A embarcação descreveu um semicírculo,
enquanto Leonard se preparava para lançar a poita ao fundo. A despeito do luar
resplandecente, a única iluminação no local respondia por um pequeno ponto
flamejante muito além das paredes espessas e negras formadas pela vegetação
agressiva que se apresentava logo após a estreita faixa de areia e cascalhos.
Não era preciso pensar muito para deduzir que era para lá que deveriam seguir.
Leonard foi o primeiro a tocar as águas
mornas. Phillip desceu logo em seguida. Ele movia o aparelho telefônico via
satélite em diversas direções, enquanto fazia caretas, conforme o ponto
avermelhado do led tremeluzia.
— Não adianta, parece que não podemos
contar muito com esse aparelho para pedir ajuda, se for o caso. Mesmo com o céu
aberto sobre nossas cabeças e uma engenhoca de milhões no espaço, o sinal
insiste em se mostrar intermitente.
— Não vamos perder tempo com isso,
Phillip. Acredito muito mais nesse auxílio ? Leonard exibia o metal polido de
uma Glock ? isso sim pode nos salvar.
Phillip deu de ombros e ambos seguiram
pelo interior da mata. A lâmina afiada de um facão de caça abria o caminho
oferecido pelas órbitas luminosas das lanternas. Caminharam por um par de horas
sem grandes dificuldades, até que o ritmo monótono da trilha foi subitamente
interrompido pelo rufar acelerado do que pareciam ser tambores. O homem que
seguia na vanguarda levou o dedo indicador da mão direita aos lábios — no
típico sinal de silêncio — algo parecia se esconder nos arbustos diante dos
olhos arregalados dos pesquisadores. Leonard suspirou e apertou as ranhuras de
madrepérola do cabo da pistola, um filete frio descia sinuoso pela fronte
salpicada de suor. Phillip se mantinha na retaguarda do amigo. Porém, antes que
o dedo apressado do doutor pudesse envergar o gatilho, sua cabeça fora alvo de
uma pancada oriunda de lugar algum, assim pensou, quando recobrou os sentidos.

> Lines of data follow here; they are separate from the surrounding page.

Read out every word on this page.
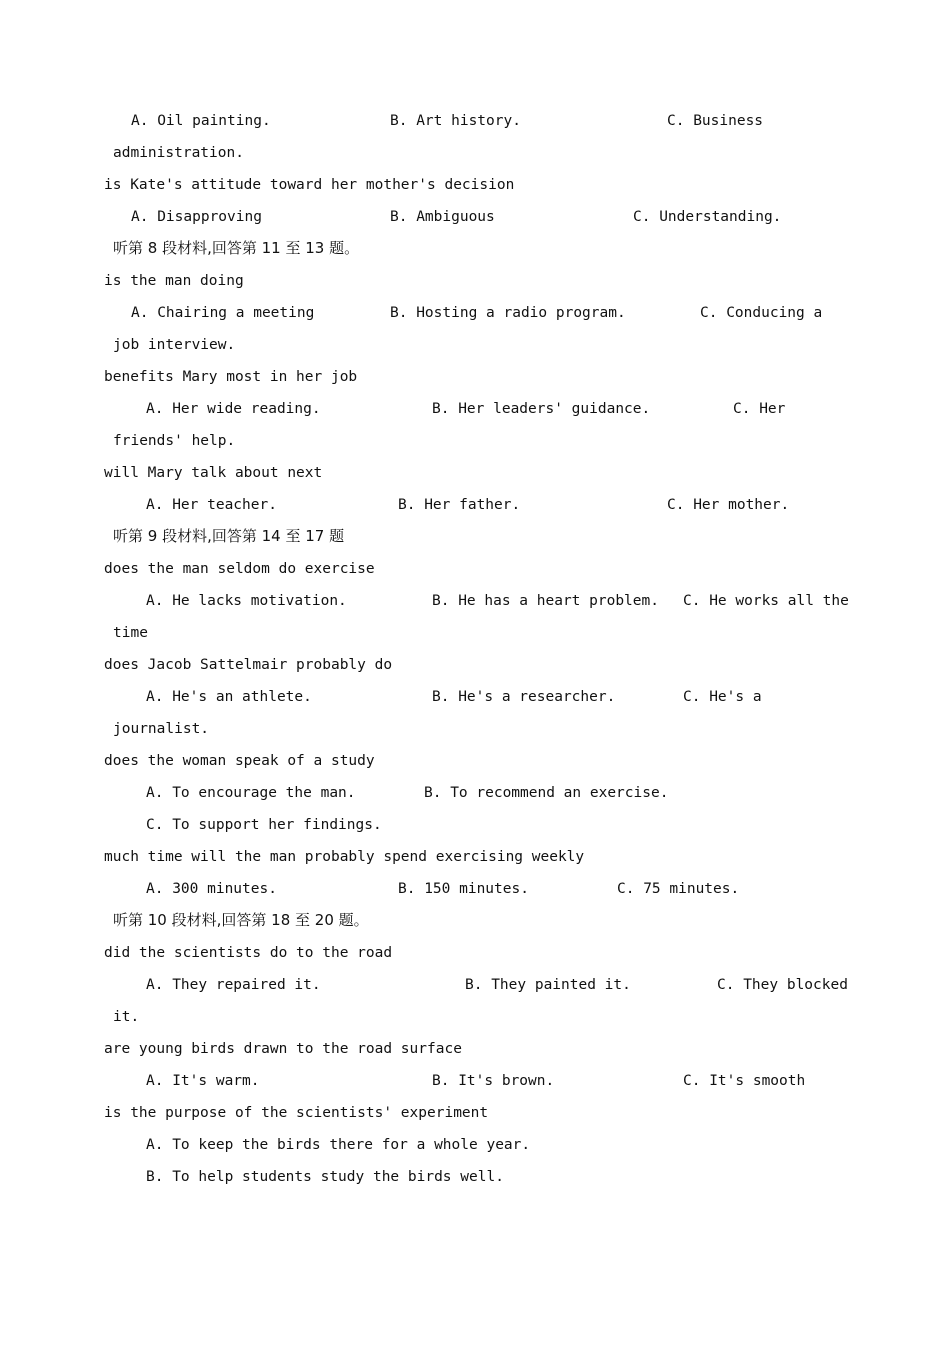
A. Oil painting.	B. Art history.	C. Business
administration.
is Kate's attitude toward her mother's decision
A. Disapproving	B. Ambiguous	C. Understanding.
听第 8 段材料,回答第 11 至 13 题。
is the man doing
A. Chairing a meeting	B. Hosting a radio program.	C. Conducing a
job interview.
benefits Mary most in her job
A. Her wide reading.	B. Her leaders' guidance.	C. Her
friends' help.
will Mary talk about next
A. Her teacher.	B. Her father.	C. Her mother.
听第 9 段材料,回答第 14 至 17 题
does the man seldom do exercise
A. He lacks motivation.	B. He has a heart problem. C. He works all the
time
does Jacob Sattelmair probably do
A. He's an athlete.	B. He's a researcher.	C. He's a
journalist.
does the woman speak of a study
A. To encourage the man.	B. To recommend an exercise.
C. To support her findings.
much time will the man probably spend exercising weekly
A. 300 minutes.	B. 150 minutes.	C. 75 minutes.
听第 10 段材料,回答第 18 至 20 题。
did the scientists do to the road
A. They repaired it.	B. They painted it.	C. They blocked
it.
are young birds drawn to the road surface
A. It's warm.	B. It's brown.	C. It's smooth
is the purpose of the scientists' experiment
A. To keep the birds there for a whole year.
B. To help students study the birds well.
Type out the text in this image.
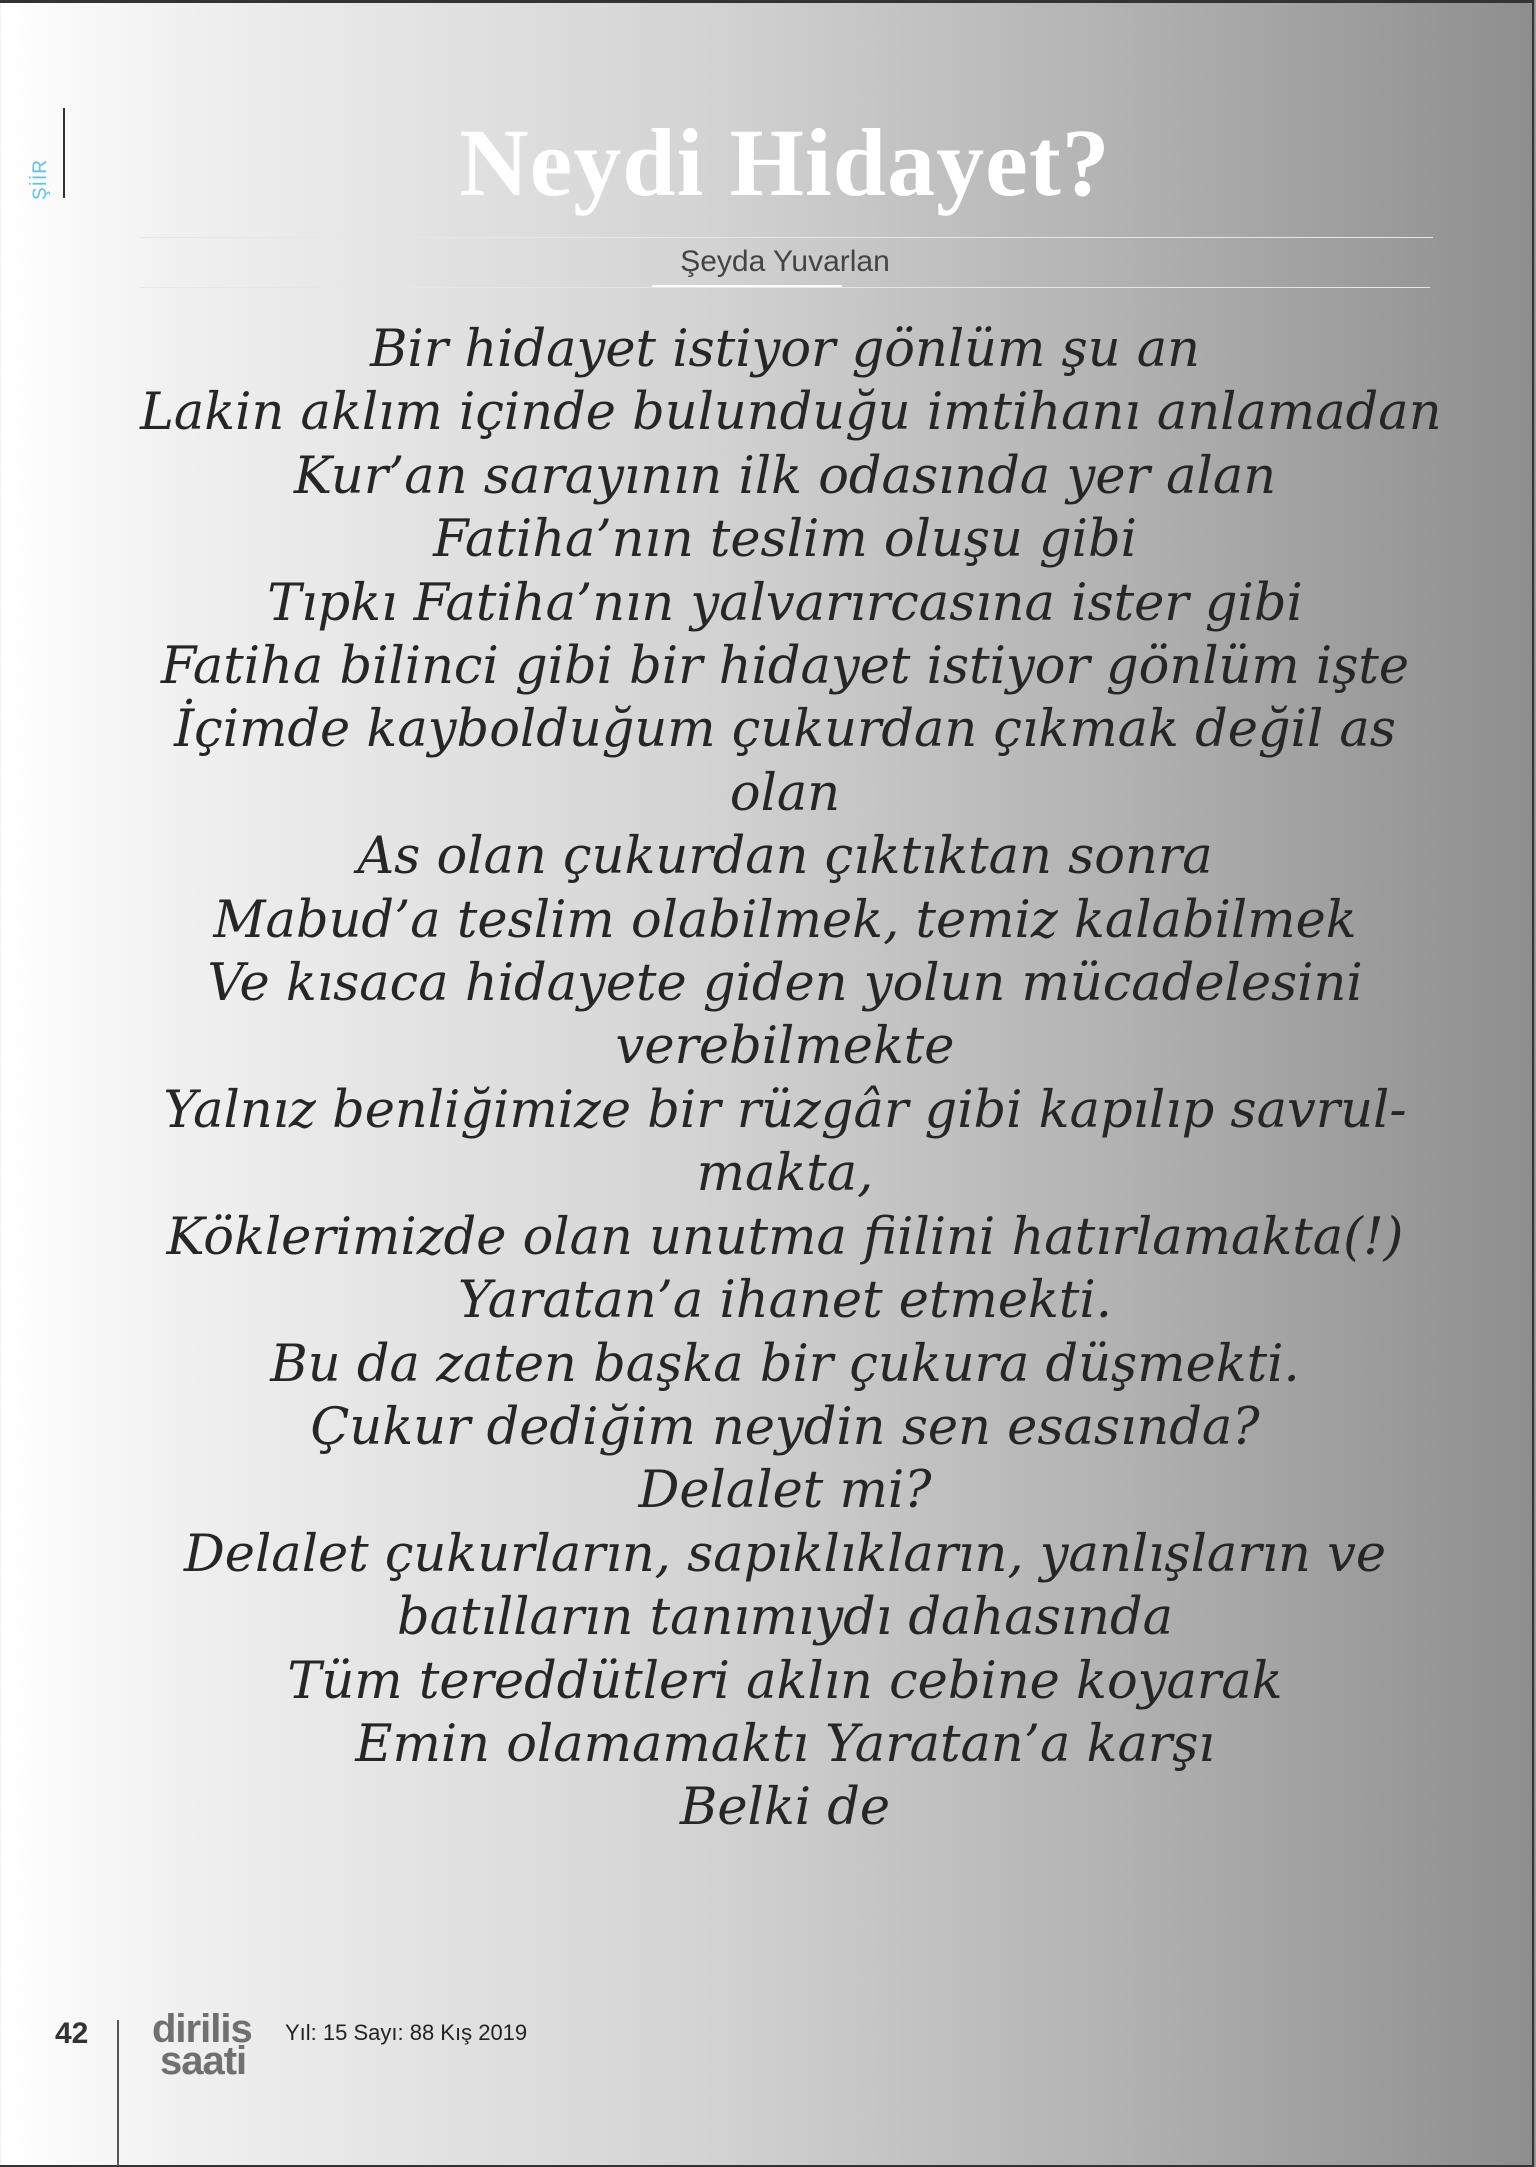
ŞİİR	Neydi Hidayet?
Şeyda Yuvarlan
Bir hidayet istiyor gönlüm şu an
Lakin aklım içinde bulunduğu imtihanı anlamadan
Kur’an sarayının ilk odasında yer alan
Fatiha’nın teslim oluşu gibi
Tıpkı Fatiha’nın yalvarırcasına ister gibi
Fatiha bilinci gibi bir hidayet istiyor gönlüm işte
İçimde kaybolduğum çukurdan çıkmak değil as
olan
As olan çukurdan çıktıktan sonra
Mabud’a teslim olabilmek, temiz kalabilmek
Ve kısaca hidayete giden yolun mücadelesini
verebilmekte
Yalnız benliğimize bir rüzgâr gibi kapılıp savrul-
makta,
Köklerimizde olan unutma fiilini hatırlamakta(!)
Yaratan’a ihanet etmekti.
Bu da zaten başka bir çukura düşmekti.
Çukur dediğim neydin sen esasında?
Delalet mi?
Delalet çukurların, sapıklıkların, yanlışların ve
batılların tanımıydı dahasında
Tüm tereddütleri aklın cebine koyarak
Emin olamamaktı Yaratan’a karşı
Belki de
42 dirilis
saati
Yıl: 15 Sayı: 88 Kış 2019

Phillip também sofrera semelhante golpe, porém, diferente do companheiro, não
tentou formular explicações para o ataque. Sua mente tentava controlar a ação
das mãos em busca de uma saída.
Eles estavam numa situação delicada.
Pendurados pelos tornozelos, ambos tentavam entender o estranho cenário que os
cercava. Os cipós que os prendiam estavam centralizados sobre um lago de águas
escuras, uma mancha negra e plácida como a retidão de um espelho. Inúmeros
homens de vestes e atitudes selvagens os observavam hipnotizados, mas, ao mesmo
tempo, se mostravam ansiosos. Mesmo dominado pela urgência que os ameaçava,
Leonard foi tomado por uma imagem impossível de passar despercebida. Uma
estátua entalhada em pedra negra insinuava os contornos de uma entidade
familiar, algo que ele estava mais do que acostumado a ver em seus estudos: uma
criatura grotesca. As asas abertas, como as de um morcego mutante, lançavam uma
sombra ameaçadora além das luzes quentes das poderosas tochas que ladeavam o
monólito. Os braços macabros abraçavam as pernas arqueadas, enquanto dezenas de
tentáculos repugnantes se espalhavam ao redor da desproporcional cabeça do
monstro. Dois rubis enfeitavam a face macabra da fera. Leonard conhecia aquele
ser. Sim, ele o conhecia muito bem. Por conta disso, os dizeres sob os pés da
estátua, diante do lago, escrita numa linguagem há muito perdida, se mostrariam
desnecessários.
— “Ascensão do Grande Cthulhu!”
— O quê? — perguntou, intrigado,
Phillip.
— “Ascensão do Grande Cthulhu!” — respondeu,
convicto, o amigo. — Mas não é isso o que me preocupa.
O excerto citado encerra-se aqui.